Overload trips but the airend turns freely by hand. Motor current is unbalanced between phases or significantly higher than nameplate rating. The motor might smell like burnt insulation. Starting current is excessively high (almost three times what it should be).
Before you assume this is the problem

Check for voltage imbalance at the supply first -- the problem might be upstream, not in the motor. Also check that the relay itself isn't worn. See: Voltage Drop, Worn Relay.

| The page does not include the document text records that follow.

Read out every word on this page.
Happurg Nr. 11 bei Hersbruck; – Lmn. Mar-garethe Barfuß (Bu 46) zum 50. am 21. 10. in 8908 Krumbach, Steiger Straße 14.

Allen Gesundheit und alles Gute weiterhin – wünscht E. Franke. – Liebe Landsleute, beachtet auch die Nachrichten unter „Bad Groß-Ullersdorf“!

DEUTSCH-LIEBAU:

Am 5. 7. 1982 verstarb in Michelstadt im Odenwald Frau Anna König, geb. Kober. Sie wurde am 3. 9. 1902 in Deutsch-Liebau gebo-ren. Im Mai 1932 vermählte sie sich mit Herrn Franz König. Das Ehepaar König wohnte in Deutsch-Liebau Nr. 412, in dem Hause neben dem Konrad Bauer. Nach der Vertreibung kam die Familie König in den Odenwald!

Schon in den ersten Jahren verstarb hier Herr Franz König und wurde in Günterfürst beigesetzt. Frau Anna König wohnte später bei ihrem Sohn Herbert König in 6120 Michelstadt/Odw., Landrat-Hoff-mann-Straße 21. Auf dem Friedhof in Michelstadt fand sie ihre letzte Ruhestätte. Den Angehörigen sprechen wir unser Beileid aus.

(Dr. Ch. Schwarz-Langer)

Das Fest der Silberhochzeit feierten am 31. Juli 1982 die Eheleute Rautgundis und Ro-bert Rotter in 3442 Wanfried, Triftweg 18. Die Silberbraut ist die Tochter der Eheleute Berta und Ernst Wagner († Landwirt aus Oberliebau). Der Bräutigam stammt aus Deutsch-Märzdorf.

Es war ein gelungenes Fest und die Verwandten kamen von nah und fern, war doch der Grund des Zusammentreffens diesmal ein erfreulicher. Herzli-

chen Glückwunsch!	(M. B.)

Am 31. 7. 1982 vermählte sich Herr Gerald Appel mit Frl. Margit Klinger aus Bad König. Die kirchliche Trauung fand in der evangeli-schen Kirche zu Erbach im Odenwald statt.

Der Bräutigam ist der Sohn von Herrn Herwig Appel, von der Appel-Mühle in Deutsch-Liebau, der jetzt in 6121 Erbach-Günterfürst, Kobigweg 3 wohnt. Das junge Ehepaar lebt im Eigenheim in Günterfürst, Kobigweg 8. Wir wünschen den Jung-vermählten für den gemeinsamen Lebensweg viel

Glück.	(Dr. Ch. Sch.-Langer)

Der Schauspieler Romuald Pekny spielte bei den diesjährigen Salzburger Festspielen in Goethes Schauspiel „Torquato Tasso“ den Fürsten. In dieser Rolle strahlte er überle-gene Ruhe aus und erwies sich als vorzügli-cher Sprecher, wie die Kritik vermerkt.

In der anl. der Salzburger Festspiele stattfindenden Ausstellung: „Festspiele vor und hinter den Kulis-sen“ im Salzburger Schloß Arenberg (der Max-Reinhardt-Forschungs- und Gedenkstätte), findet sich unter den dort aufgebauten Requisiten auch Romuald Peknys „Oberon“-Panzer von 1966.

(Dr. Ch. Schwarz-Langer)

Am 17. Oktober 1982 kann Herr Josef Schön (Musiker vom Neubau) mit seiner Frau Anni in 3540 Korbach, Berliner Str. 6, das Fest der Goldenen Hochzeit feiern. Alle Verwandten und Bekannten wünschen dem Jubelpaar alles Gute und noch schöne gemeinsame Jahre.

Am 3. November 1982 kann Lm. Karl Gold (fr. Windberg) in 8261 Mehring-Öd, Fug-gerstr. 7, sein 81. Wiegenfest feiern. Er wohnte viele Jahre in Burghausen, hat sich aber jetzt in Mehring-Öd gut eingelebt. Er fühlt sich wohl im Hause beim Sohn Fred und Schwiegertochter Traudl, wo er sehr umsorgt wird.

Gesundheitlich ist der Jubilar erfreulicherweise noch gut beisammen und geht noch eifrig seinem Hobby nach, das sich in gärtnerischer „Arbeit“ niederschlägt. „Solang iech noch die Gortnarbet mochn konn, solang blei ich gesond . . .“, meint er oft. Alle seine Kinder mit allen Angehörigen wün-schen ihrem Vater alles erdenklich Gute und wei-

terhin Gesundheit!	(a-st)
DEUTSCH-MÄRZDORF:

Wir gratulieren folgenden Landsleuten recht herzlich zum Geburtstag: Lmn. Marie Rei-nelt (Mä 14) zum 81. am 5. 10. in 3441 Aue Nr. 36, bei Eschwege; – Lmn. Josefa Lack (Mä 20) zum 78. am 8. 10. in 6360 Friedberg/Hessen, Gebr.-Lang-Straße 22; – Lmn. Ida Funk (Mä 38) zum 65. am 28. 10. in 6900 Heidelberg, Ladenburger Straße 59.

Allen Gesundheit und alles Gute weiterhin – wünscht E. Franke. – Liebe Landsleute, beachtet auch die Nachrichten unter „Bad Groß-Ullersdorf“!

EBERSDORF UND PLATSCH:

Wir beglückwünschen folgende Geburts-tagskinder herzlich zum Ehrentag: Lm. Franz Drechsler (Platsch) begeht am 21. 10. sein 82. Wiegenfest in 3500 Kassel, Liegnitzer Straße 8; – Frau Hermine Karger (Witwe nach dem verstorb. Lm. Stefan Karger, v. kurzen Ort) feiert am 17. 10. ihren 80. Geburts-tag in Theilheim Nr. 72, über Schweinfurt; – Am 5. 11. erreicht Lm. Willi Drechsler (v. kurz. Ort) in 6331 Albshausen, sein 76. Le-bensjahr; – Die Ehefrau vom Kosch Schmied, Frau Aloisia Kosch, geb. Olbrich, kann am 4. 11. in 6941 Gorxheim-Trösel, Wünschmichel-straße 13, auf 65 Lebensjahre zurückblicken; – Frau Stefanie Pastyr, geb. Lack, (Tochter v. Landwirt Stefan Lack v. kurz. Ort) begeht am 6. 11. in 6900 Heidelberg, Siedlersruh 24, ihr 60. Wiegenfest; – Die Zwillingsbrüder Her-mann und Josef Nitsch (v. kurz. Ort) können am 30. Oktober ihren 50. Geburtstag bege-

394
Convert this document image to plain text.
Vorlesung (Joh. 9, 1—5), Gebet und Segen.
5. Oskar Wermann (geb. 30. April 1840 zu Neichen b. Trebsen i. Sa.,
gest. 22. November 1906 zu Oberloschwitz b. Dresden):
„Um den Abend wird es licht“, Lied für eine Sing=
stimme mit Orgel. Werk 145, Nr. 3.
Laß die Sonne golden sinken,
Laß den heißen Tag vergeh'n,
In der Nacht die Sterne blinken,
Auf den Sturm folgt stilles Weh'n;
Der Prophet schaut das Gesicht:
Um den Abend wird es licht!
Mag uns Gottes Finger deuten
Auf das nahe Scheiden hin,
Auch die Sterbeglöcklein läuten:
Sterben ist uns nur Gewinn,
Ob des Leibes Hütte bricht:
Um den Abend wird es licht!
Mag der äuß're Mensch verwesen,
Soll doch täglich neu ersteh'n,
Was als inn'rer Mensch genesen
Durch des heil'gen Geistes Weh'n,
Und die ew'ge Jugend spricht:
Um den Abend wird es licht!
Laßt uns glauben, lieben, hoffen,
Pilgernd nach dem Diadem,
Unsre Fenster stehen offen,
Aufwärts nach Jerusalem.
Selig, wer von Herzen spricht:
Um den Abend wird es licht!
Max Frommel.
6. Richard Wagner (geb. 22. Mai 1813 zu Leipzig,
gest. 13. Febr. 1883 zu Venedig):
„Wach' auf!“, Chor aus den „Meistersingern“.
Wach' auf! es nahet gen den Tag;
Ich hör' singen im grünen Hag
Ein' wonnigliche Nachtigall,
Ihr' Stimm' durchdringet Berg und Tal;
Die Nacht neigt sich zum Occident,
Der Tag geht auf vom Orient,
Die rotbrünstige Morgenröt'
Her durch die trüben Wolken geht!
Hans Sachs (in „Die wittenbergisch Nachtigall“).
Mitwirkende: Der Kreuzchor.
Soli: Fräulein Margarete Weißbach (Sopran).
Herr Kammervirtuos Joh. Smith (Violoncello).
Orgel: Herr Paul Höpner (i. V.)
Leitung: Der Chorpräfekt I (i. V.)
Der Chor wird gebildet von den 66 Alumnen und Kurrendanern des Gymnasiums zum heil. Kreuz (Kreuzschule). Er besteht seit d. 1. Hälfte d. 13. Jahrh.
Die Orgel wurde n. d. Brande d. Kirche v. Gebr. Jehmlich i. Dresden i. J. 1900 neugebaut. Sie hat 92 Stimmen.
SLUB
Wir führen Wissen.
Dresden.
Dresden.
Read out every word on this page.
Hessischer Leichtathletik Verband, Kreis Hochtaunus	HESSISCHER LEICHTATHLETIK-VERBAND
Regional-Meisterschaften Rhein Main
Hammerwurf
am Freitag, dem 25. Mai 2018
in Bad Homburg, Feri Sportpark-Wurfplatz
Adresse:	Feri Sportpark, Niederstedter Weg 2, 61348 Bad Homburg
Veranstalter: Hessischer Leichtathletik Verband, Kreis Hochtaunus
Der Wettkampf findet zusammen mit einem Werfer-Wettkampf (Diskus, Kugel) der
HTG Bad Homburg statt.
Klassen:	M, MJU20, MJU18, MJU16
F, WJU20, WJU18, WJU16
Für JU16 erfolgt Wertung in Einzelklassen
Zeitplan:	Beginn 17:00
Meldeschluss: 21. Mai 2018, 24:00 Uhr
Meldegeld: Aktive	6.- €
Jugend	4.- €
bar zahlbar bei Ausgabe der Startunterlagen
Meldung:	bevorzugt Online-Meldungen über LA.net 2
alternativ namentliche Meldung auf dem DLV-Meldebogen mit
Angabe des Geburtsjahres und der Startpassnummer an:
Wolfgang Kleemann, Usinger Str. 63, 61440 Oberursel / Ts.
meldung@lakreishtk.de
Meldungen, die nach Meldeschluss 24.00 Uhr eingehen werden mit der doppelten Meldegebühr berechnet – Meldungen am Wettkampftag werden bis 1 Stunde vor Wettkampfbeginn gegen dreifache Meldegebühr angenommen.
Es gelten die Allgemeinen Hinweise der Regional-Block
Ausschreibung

See all causes of overload relay trips →

How to diagnose

  1. Megger test the motor insulation

    Use an insulation resistance tester (megger) at about 1000V. Measure resistance between each phase and ground, and between phases. It should be in the mega-ohms. Low readings indicate insulation breakdown.
    Result: Below 1 mega-ohm = insulation failure.
  2. Check winding resistance balance

    Measure resistance between pairs of motor terminals. All three should be approximately equal (within 5%). A significant difference indicates a shorted or open winding.
    Result: Unequal resistance = winding fault.

How to fix it

  1. Motor rewind or replacement

    A motor with failed insulation needs rewinding or replacement. Send it to a motor shop for evaluation. Rewinding is usually cheaper than replacement for larger motors.

Common mistakes

Don't assume the motor is fine just because it runs. A partially shorted winding will run but draw excessive current and eventually burn out completely. Catch it early with a megger test.

Parts & tools

Insulation resistance tester (megger). Multimeter for winding resistance. Clamp meter for current measurement.

Review safety precautions before starting →

Safety

Lock out/tag out before testing motor insulation.